Dunkler Blazer, weißes Hemd, Kurzhaarschnitt: Rein optisch kommt „der schlimmste Albtraum von DuPont“ – Zitat der New York Times – eher brav daher. Im Videotelefonat wirkt Robert Bilott zudem ausgesprochen freundlich. Und tatsächlich war der Anwalt der Kanzlei Taft in Cincinnati einst auch der Chemieindustrie wohlgesonnen, denn er beriet sie viele Jahre lang zu Chemikalienvorschriften und zum Umweltrecht. Bis er im Oktober 1998 einen wütenden Rinderzüchter am Apparat hatte.
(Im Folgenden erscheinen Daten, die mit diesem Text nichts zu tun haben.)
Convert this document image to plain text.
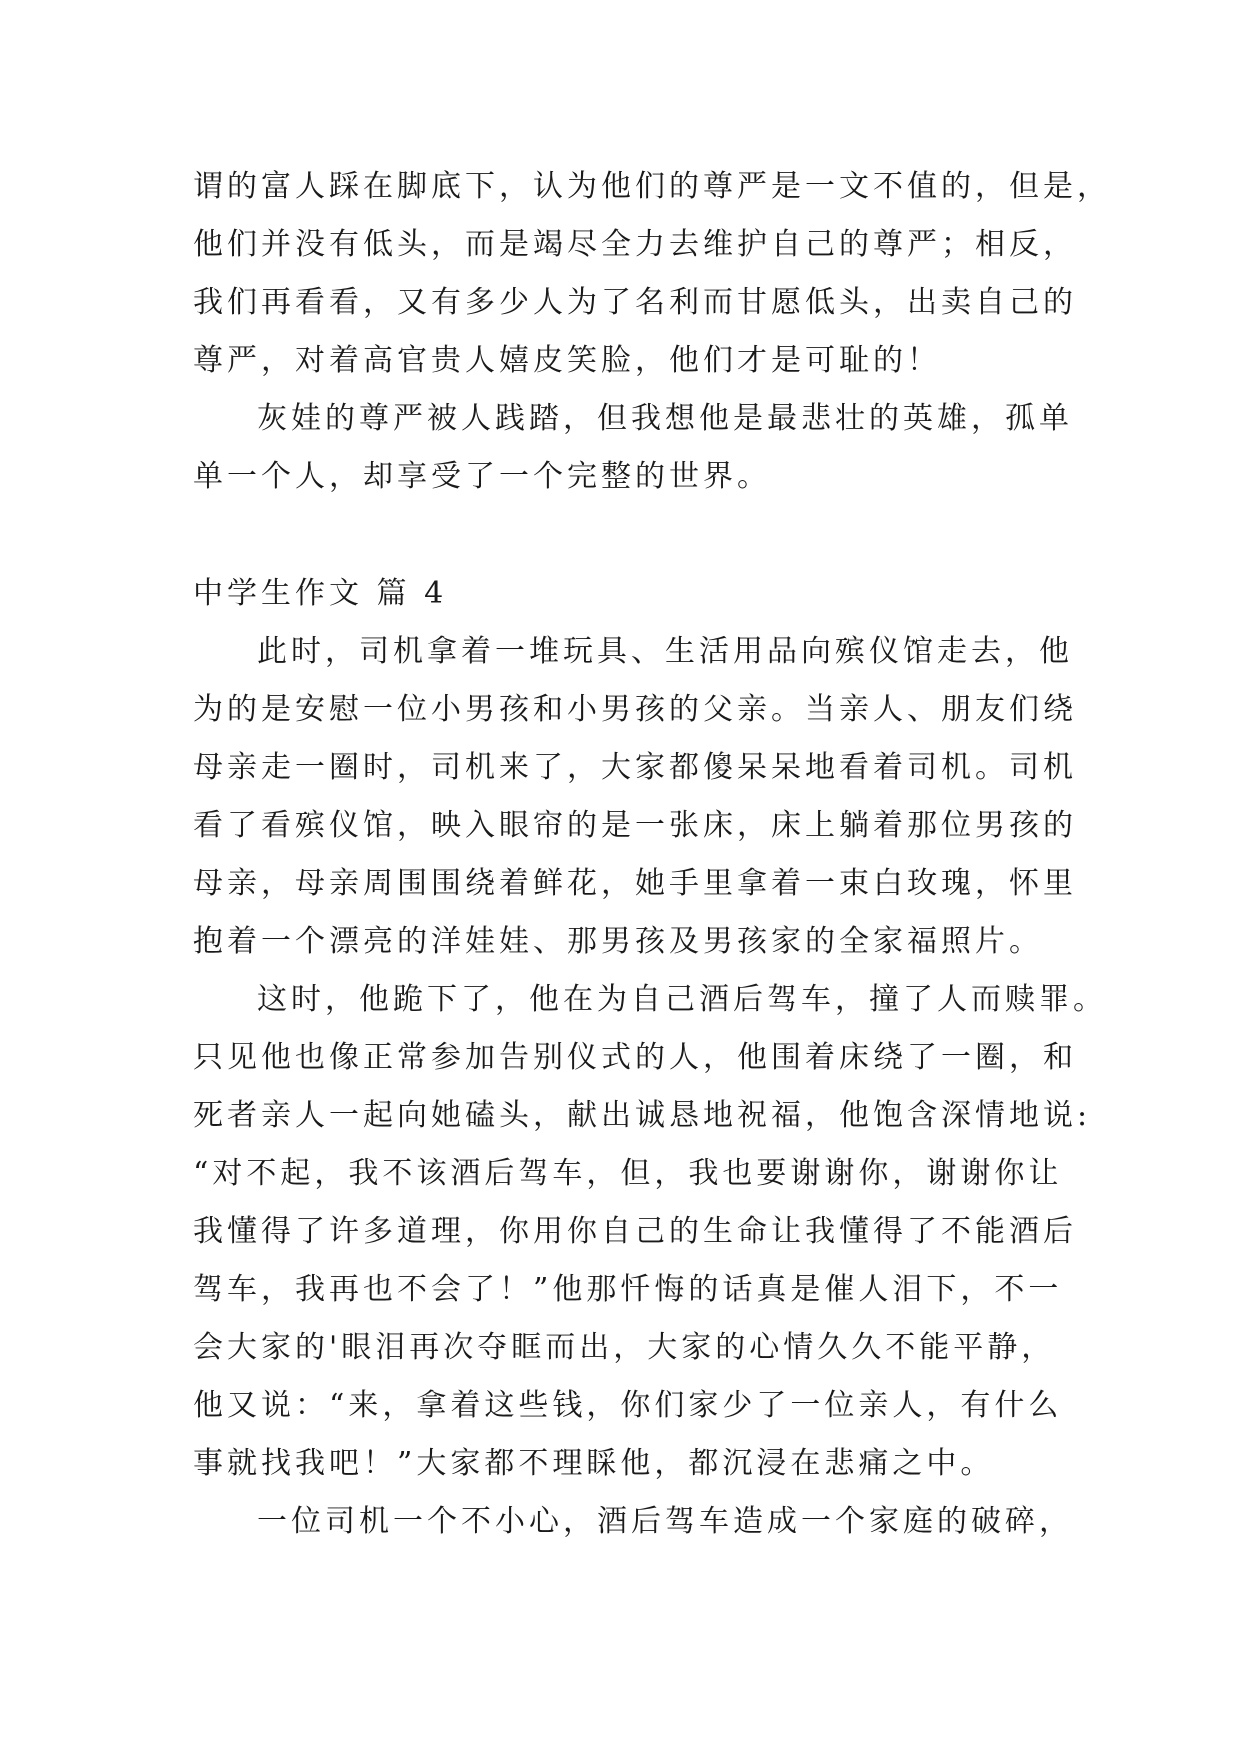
谓的富人踩在脚底下，认为他们的尊严是一文不值的，但是，
他们并没有低头，而是竭尽全力去维护自己的尊严；相反，
我们再看看，又有多少人为了名利而甘愿低头，出卖自己的
尊严，对着高官贵人嬉皮笑脸，他们才是可耻的！
灰娃的尊严被人践踏，但我想他是最悲壮的英雄，孤单
单一个人，却享受了一个完整的世界。
中学生作文 篇 4
此时，司机拿着一堆玩具、生活用品向殡仪馆走去，他
为的是安慰一位小男孩和小男孩的父亲。当亲人、朋友们绕
母亲走一圈时，司机来了，大家都傻呆呆地看着司机。司机
看了看殡仪馆，映入眼帘的是一张床，床上躺着那位男孩的
母亲，母亲周围围绕着鲜花，她手里拿着一束白玫瑰，怀里
抱着一个漂亮的洋娃娃、那男孩及男孩家的全家福照片。
这时，他跪下了，他在为自己酒后驾车，撞了人而赎罪。
只见他也像正常参加告别仪式的人，他围着床绕了一圈，和
死者亲人一起向她磕头，献出诚恳地祝福，他饱含深情地说:
“对不起，我不该酒后驾车，但，我也要谢谢你，谢谢你让
我懂得了许多道理，你用你自己的生命让我懂得了不能酒后
驾车，我再也不会了！”他那忏悔的话真是催人泪下，不一
会大家的'眼泪再次夺眶而出，大家的心情久久不能平静，
他又说：“来，拿着这些钱，你们家少了一位亲人，有什么
事就找我吧！”大家都不理睬他，都沉浸在悲痛之中。
一位司机一个不小心，酒后驾车造成一个家庭的破碎，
Der Anrufer war Wilbur Tennant, ein Bekannter von Bilotts Großmutter. Er lebte bei Parkersburg, West Virginia, wo DuPont eine Teflon-Fabrik betrieb. Sein Bruder hatte dem Chemiekonzern ein Stück Weideland verkauft, auf dem angeblich harmloser Müll deponiert werden sollte. Doch im Bach, der beide Grundstücke durchzog, entdeckte Tennant weißen Schaum. Einige Jahre später verhielten sich seine Kühe, die aus dem Gewässer tranken, ungewöhnlich aggressiv. Sie wurden immer dünner, ihre Augen färbten sich bläulich, die Zähne wurden schwarz. Blut tropfte aus ihren Nasen und aus den Mäulern schäumte es. Als Bilott das Elend auf Videos und Fotos sah, waren schon mehr als 150 Kühe verendet. Weder DuPont noch die Tierärztinnen und Tierärzte hatten auf die beunruhigenden Berichte reagiert. Nach einem Besuch auf der Farm entschied der Anwalt, den Fall zu übernehmen. „Es fühlte sich einfach richtig an, ich fühlte mich mit den Menschen dort verbunden“, sagt er.